BOZZIO: Ja en nee. Eigenlijk heb ik maar één dag les gevolgd bij Aloke, maar ik heb me de tablatechniek al door verschillende Indische mensen laten uitleggen. Conclusie: ik blijf eraf, het duurt te lang voor je er echt mee weg bent. VICENT: Als je zoiets degelijk onder de knie wil krijgen, moet je je er echt levenslang mee bezighouden. BOZZIO: Soms probeer ik wel muzikale structuren met m'n vingers op drums te spelen en het conceptuele van de tablatechniek heeft me uiteraard nieuwe inzichten gegeven, maar ik houd dat bewust beperkt in mijn drumwerk. Enkele dagen geleden ontmoette ik bijvoorbeeld de Nederlandse drummer Chander Sardjoe: die gast is fenomenaal. The Indians are lightyears beyond us! Om hun complexe manier van cyclisch en compositorisch redeneren te kunnen vatten, heb je echt een muzikale tolk nodig. Ook de traditie is onvergelijkbaar: zij gaan sterk op hun gevoel af van in het begin, terwijl wij in de westerse wereld veel academischer te werk gaan.

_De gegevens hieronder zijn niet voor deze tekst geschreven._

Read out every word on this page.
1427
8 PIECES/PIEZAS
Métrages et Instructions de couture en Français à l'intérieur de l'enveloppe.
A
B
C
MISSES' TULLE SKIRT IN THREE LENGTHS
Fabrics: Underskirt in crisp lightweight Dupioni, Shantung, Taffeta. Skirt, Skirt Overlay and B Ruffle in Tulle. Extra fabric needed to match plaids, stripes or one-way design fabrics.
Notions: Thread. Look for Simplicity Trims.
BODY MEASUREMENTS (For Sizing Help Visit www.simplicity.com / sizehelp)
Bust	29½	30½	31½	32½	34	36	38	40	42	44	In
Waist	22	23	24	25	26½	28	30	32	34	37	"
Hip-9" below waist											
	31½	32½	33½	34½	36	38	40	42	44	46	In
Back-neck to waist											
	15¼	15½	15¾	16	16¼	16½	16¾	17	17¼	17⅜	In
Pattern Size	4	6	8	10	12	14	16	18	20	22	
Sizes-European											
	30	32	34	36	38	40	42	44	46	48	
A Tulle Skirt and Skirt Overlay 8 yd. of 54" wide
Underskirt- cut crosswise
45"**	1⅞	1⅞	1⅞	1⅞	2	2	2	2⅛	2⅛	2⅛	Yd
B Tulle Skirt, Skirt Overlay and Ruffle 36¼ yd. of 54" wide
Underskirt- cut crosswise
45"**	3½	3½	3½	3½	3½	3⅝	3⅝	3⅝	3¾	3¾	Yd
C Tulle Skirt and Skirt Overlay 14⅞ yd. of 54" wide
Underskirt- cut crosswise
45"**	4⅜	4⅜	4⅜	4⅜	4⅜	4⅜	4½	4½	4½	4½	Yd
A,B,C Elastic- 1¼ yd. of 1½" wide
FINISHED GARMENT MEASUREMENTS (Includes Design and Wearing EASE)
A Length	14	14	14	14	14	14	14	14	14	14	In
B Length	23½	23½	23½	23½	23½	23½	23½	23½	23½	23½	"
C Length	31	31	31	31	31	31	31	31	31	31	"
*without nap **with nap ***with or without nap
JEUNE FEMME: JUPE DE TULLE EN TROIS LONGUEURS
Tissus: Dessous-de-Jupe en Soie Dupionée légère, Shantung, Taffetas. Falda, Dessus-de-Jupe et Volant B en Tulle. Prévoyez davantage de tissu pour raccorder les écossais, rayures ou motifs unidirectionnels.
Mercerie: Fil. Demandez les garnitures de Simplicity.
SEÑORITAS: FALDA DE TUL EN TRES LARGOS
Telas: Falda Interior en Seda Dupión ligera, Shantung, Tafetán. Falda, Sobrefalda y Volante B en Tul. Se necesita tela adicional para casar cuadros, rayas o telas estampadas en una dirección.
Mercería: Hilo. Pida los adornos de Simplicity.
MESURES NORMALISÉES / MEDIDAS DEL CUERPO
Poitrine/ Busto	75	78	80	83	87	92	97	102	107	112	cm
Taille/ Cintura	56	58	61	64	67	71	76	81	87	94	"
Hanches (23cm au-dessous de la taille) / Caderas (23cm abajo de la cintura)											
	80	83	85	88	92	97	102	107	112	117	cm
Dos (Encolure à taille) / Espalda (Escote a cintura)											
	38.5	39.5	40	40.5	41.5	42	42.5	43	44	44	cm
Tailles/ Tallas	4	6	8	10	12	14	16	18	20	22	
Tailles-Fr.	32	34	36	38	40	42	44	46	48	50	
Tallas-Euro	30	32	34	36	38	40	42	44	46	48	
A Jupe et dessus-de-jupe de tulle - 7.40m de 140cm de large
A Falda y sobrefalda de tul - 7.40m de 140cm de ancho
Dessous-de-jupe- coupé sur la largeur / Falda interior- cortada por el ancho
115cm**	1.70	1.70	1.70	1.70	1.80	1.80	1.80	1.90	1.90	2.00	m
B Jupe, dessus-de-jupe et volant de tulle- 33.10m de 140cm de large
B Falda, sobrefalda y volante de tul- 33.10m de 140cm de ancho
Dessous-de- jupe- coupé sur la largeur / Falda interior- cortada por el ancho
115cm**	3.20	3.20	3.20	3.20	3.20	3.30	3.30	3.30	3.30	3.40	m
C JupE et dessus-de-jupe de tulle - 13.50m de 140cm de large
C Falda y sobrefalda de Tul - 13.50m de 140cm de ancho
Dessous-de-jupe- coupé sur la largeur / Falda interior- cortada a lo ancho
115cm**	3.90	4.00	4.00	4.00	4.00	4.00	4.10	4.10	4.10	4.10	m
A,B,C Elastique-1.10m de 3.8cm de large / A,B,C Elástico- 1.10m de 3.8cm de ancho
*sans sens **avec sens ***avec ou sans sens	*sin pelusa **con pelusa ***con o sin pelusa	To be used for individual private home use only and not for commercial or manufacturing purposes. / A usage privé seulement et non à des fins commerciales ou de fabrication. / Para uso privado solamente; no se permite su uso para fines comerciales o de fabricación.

Vind je dat dan positief of negatief?
BOZZIO: Het heeft zeker z'n voordelen, maar de leukste formule vind ik nog steeds de combinatie van het academische uit de klassieke traditie en het improvisatorische uit de jazztraditie, zoals je hoort bij Miles Davis of Weather Report. Als je improviseert met goed opgeleide muzikanten, kan er echt vanalles gebeuren: die gasten zetten hun geest open, maar ze hebben ook de achtergrond om alles te begrijpen en te plaatsen. Voor mij is dat de ideale muzikale ervaring, in eender welk genre: het educatieve en het spontane op één lijn plaatsen. Kijk naar de grote componisten zoals Stravinsky of Varèse: zij deden het ook en dàt zijn mijn helden, zij spreken me het meeste aan. Uiteraard ben ik de laatste om me laagdunkend uit te laten over mensen als Händel of Bach, maar hun muziek boeit me echt veel minder. Dingen worden vaak overmatig getoond en gedaan, waardoor het verrassende er snel af is. Interessanter vind ik het om te zoeken naar wie eventueel de volgende vernieuwende componist zou kunnen zijn. John Cage boeide me vroeger bijvoorbeeld helemaal niet, maar een tijdje geleden was ik echt geïntrigeerd door zijn muziek en nu heb ik weer een heel nieuw muzikaal terrein dat ik kan verkennen. I can have a sense of surprise, and awe, and shock, and... you know... what's the word...? VICENT: Inspiratie? BOZZIO: Ja, inspiratie! VICENT: Kijk naar de geschiedenis van compositie: grote namen die de muziek echt hebben vernieuwd door onbekende deuren op te gooien – ik denk aan Bartok of Stravinsky – waren ook steeds zeer nauw verbonden met de maatschappij waarin ze leefden. Vanavond spelen wij bijvoorbeeld zowel dingen uit de oosterse als uit de Afrikaanse culturen en net de combinatie met moderne westerse stukken maakt het zo speciaal. Terry sprak over Indische muziek: die gasten hebben echt een derde oog. Neem nu Rafael Reina van het Amsterdamse conservatorium: een componist die de Indische muziek door en door kent en tablasolo's analyseert. Die man heeft les gegeven aan Chander Sardjoe, evenals aan onze bassist Mark Haanstra. Doordat Reina beïnvloed werd door de zeer subtiele natuurlijke stemming van Karnatische muziek, heeft hij het twaalftoonsysteem overstegen door het getempereerde kwarttoonssysteem te gebruiken. Zijn 'third stream'-methode zweeft ook tussen verschillende tradities door, waardoor zijn werk zowel ritmisch als melodisch enorm rijk is. Die man is voor mij zeer invloedrijk en toen ik Terry ontmoette, begreep hij mijn bewondering meteen.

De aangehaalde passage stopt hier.